As I talked about in the previous weeks, DB2 Version 9 for z/OS has over 50+ great new performance features. Many of these features can really benefit your standard DBA operations and improve application performance and overall availability of your systems and data.


Another one of the new features that probably will not be mentioned a lot but will provide improved performance throughout the lifetime of your system is the enhancements around database logging. Here are a couple of little logging related features within DB2 Version 9 in DB2 Version 9 for z/OS but all of these enhancements are helping improve logging and logging related operations.

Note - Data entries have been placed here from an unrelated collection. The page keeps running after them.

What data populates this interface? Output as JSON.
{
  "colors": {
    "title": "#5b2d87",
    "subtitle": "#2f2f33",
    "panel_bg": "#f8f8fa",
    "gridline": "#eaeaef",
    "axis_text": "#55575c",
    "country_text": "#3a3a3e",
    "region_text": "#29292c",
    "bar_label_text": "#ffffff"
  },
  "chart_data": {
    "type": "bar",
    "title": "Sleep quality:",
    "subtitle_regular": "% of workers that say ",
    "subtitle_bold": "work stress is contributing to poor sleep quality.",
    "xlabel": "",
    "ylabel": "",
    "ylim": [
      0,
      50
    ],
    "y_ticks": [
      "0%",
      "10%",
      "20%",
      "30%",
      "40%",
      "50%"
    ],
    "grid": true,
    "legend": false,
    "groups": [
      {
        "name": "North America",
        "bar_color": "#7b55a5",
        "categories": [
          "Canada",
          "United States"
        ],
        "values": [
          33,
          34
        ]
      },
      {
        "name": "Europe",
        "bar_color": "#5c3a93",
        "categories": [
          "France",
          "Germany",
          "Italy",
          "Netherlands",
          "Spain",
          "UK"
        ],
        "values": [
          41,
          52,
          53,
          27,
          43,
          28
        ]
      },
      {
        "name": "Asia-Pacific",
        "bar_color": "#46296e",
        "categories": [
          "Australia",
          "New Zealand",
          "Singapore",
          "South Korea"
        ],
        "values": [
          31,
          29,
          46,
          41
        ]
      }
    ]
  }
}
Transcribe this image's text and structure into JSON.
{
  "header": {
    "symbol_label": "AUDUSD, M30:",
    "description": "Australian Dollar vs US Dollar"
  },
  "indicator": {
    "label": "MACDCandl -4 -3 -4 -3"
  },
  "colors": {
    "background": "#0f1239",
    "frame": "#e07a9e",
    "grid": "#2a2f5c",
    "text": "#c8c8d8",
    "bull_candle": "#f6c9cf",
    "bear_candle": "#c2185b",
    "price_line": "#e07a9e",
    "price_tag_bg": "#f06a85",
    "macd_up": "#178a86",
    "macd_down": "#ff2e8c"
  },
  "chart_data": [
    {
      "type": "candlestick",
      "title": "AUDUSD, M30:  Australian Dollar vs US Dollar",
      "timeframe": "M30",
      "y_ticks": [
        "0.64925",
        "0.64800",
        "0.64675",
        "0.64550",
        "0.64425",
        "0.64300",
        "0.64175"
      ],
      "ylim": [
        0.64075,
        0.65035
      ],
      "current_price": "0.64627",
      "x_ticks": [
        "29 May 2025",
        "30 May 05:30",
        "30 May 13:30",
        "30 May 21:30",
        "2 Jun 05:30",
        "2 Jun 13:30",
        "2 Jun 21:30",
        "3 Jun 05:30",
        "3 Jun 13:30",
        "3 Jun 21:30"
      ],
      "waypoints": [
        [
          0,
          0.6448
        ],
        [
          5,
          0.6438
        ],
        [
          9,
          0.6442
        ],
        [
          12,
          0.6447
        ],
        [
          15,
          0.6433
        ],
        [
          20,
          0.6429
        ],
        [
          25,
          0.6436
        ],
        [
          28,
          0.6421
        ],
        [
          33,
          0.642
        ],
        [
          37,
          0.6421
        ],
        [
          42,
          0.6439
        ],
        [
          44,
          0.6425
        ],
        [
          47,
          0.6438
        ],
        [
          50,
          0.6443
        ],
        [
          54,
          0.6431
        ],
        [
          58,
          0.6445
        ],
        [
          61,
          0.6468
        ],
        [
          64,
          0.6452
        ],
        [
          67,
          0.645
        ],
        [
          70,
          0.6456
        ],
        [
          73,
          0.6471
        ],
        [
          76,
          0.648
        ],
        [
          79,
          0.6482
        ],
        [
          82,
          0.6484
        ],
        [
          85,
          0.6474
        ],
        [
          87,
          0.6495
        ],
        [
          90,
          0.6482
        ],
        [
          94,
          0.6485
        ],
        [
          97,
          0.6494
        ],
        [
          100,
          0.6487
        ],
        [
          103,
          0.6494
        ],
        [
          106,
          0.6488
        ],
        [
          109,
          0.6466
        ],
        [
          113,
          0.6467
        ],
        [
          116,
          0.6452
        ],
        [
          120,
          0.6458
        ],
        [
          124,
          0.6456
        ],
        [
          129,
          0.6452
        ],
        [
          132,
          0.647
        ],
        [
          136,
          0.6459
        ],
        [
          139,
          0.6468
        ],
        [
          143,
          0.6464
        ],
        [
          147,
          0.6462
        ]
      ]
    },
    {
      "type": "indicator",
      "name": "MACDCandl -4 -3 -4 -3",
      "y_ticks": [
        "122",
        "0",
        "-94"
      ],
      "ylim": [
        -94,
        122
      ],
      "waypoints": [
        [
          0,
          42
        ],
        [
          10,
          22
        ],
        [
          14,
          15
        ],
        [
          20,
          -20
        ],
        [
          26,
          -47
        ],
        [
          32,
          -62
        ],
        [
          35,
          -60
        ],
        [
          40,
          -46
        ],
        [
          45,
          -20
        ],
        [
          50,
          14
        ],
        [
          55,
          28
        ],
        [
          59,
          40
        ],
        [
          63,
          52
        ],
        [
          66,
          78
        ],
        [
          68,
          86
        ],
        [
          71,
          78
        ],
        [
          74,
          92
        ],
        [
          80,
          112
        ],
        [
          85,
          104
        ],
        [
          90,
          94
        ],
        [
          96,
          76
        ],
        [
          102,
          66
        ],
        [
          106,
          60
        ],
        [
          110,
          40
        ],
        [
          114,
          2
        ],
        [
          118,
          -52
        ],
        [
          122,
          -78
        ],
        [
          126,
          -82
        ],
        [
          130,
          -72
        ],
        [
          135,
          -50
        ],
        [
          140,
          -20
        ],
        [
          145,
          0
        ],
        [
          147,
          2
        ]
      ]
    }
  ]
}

The first and most notable DB2 Version 9 for z/OS logging enhancement is the new capability of turning logging off for a tablespace and its tables/indexes within your database system. Turning logging off can be a great asset when doing those special processes that come up occasionally. For example, when all the rows need to be modified for their yearly rate changes or when massive amounts of rows need to be inserted because of the company merger. All of these activities generate a large amount of logging and the overhead is probably not necessary because you were going to take a backup before anyway.


Turning off logging is as simple as an ALTER TABLESPACE database.tablespace-name NOT LOGGED statement. The recovery implications of not logging can be terrible so make sure you have a recovery strategy before altering your tablespace. If you don’t make a backup your recovery point will be to the point when you ALTERed the logging off. Recovering to that last point-in-time could involve a large number of tablespace image copies and a large amount of actives logs which will cause your system to be unavailable and endure the performance impact of a major recovery processing nightmare.


The next great logging related feature in Version 9 is the TRUNCATE TABLE SQL statement. Using the TRUNCATE TABLE SQL is a great way to clean up tables and their relate disk storage. This truncate statement empties the table data, has the option to drop its storage and ignore any DELETE TRIGGERs that might be encountered. There are several options on the TRUNCATE SQL statement but it is straightforward to use and is especially handy for cleaning up test environment tables.


Logging is only a minor performance overhead, usually less than 5% so make sure to have a backup or recovery strategy if you turn it off using these great new DB2 version 9 for z/OS features.